Sam Saves The World
The voice was small, echoing, and overly friendly. “Hi! Can you take me to the mall, please?”
Sam looked around, but didn’t see anyone. “Who is that?” he asked the empty room, feeling silly.
“I’m in your head,” the voice said. “Remember the wild-eyed pizza delivery guy? That was me. Well, sort of.”
Sam’s eyes widened. “What are you talking about?”
“I’m an alien without a body. I needed a ride, so I hopped from the pizza guy’s head and into yours. Just think of me as a psychic hitchhiker.”
He rubbed his brow. “Well, I didn’t agree to pick you up. Whatever you are, get the hell out.”
“Glad to!” the voice chirped. “Just as soon as you take me to the mall.”
“But why?” Sam asked. Hopefully this was just a hallucination, and not actually an an invisible alien invasion.
“I told you, I need a ride. Take me to the mall and I’ll hop in someone else’s head and leave you alone.”
“But why do you… What do I call you, anyway?”
“Greg.”
Sam frowned. “Are you for real? You’re a disembodied psychic alien hitchhiker… called Greg?”
“What’s wrong with that?” he asked, sounding a little hurt.
“Oh, nothing. It’s a fine name. What’s the plan? What happens after you hop in someone else’s mind, Greg?”

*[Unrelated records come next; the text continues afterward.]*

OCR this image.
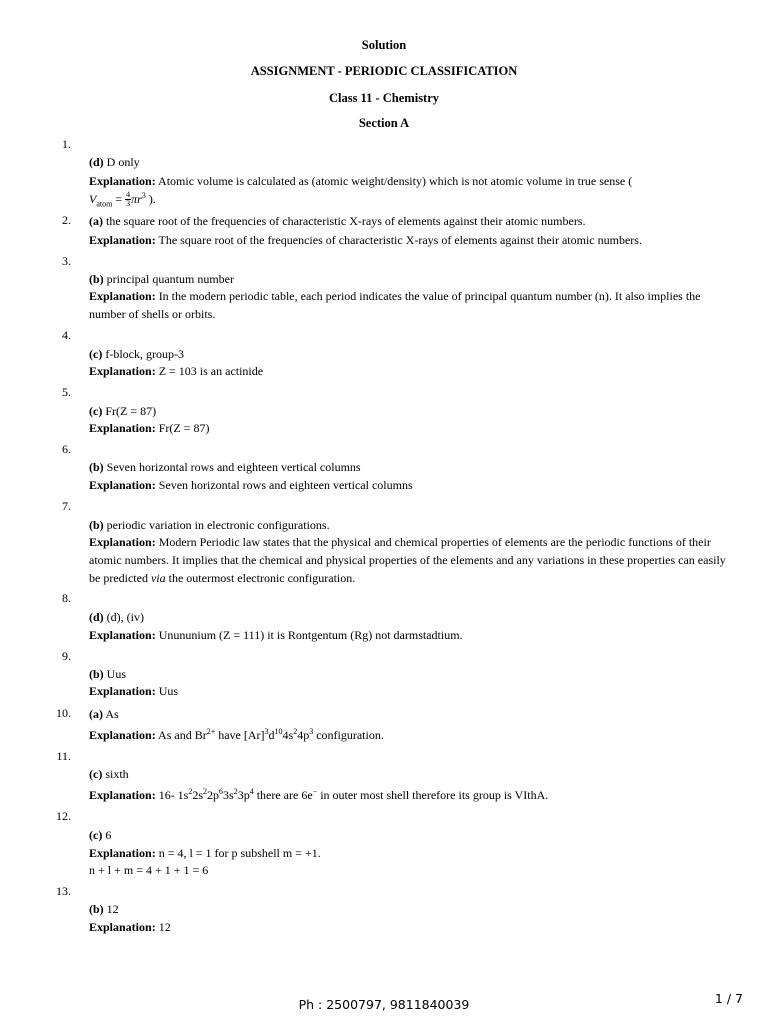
Solution
ASSIGNMENT - PERIODIC CLASSIFICATION
Class 11 - Chemistry
Section A
1.
(d) D only
Explanation: Atomic volume is calculated as (atomic weight/density) which is not atomic volume in true sense (
$V_{atom} = \frac{4}{3} \pi r^3$ ).
2. (a) the square root of the frequencies of characteristic X-rays of elements against their atomic numbers.
Explanation: The square root of the frequencies of characteristic X-rays of elements against their atomic numbers.
3.
(b) principal quantum number
Explanation: In the modern periodic table, each period indicates the value of principal quantum number (n). It also implies the number of shells or orbits.
4.
(c) f-block, group-3
Explanation: Z = 103 is an actinide
5.
(c) Fr(Z = 87)
Explanation: Fr(Z = 87)
6.
(b) Seven horizontal rows and eighteen vertical columns
Explanation: Seven horizontal rows and eighteen vertical columns
7.
(b) periodic variation in electronic configurations.
Explanation: Modern Periodic law states that the physical and chemical properties of elements are the periodic functions of their atomic numbers. It implies that the chemical and physical properties of the elements and any variations in these properties can easily be predicted via the outermost electronic configuration.
8.
(d) (d), (iv)
Explanation: Unununium (Z = 111) it is Rontgentum (Rg) not darmstadtium.
9.
(b) Uus
Explanation: Uus
10. (a) As
Explanation: As and $Br^{2+}$ have $[Ar]^3d^{10}4s^24p^3$ configuration.
11.
(c) sixth
Explanation: 16- $1s^22s^22p^63s^23p^4$ there are 6e− in outer most shell therefore its group is VIthA.
12.
(c) 6
Explanation: n = 4, l = 1 for p subshell m = +1.
n + l + m = 4 + 1 + 1 = 6
13.
(b) 12
Explanation: 12
Ph : 2500797, 9811840039	1 / 7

He laughed. “A washed up movie star is at the mall doing a store opening. He’ll give me a ride to a bigger star, and that star to an even bigger star, and so on, until I take over an influential but weak-minded Hollywood executive. All those sci-fi movies are filled with pro-free will bias. I’m going to fix that.”
“I’m not helping you make mind control propaganda films!” Sam gasped. He tapped his temple. “I’m going to keep you safely locked up right here in my brain.”
Greg mumbled something obscene. “I’ll just hop into the next head that comes along.”
“Good luck with that,” Sam said, laughing. “No family, no friends. I haven’t even left the house since 2018.”
There was a long pause. “…So what do you do with all your free time, you antisocial butterfly?” Greg asked at last.
“Mostly I watch reruns on the Home Shopping Channel. I like seeing how cheap things used to be.”
The alien groaned. “Being in your brain is going to be just loads of fun.”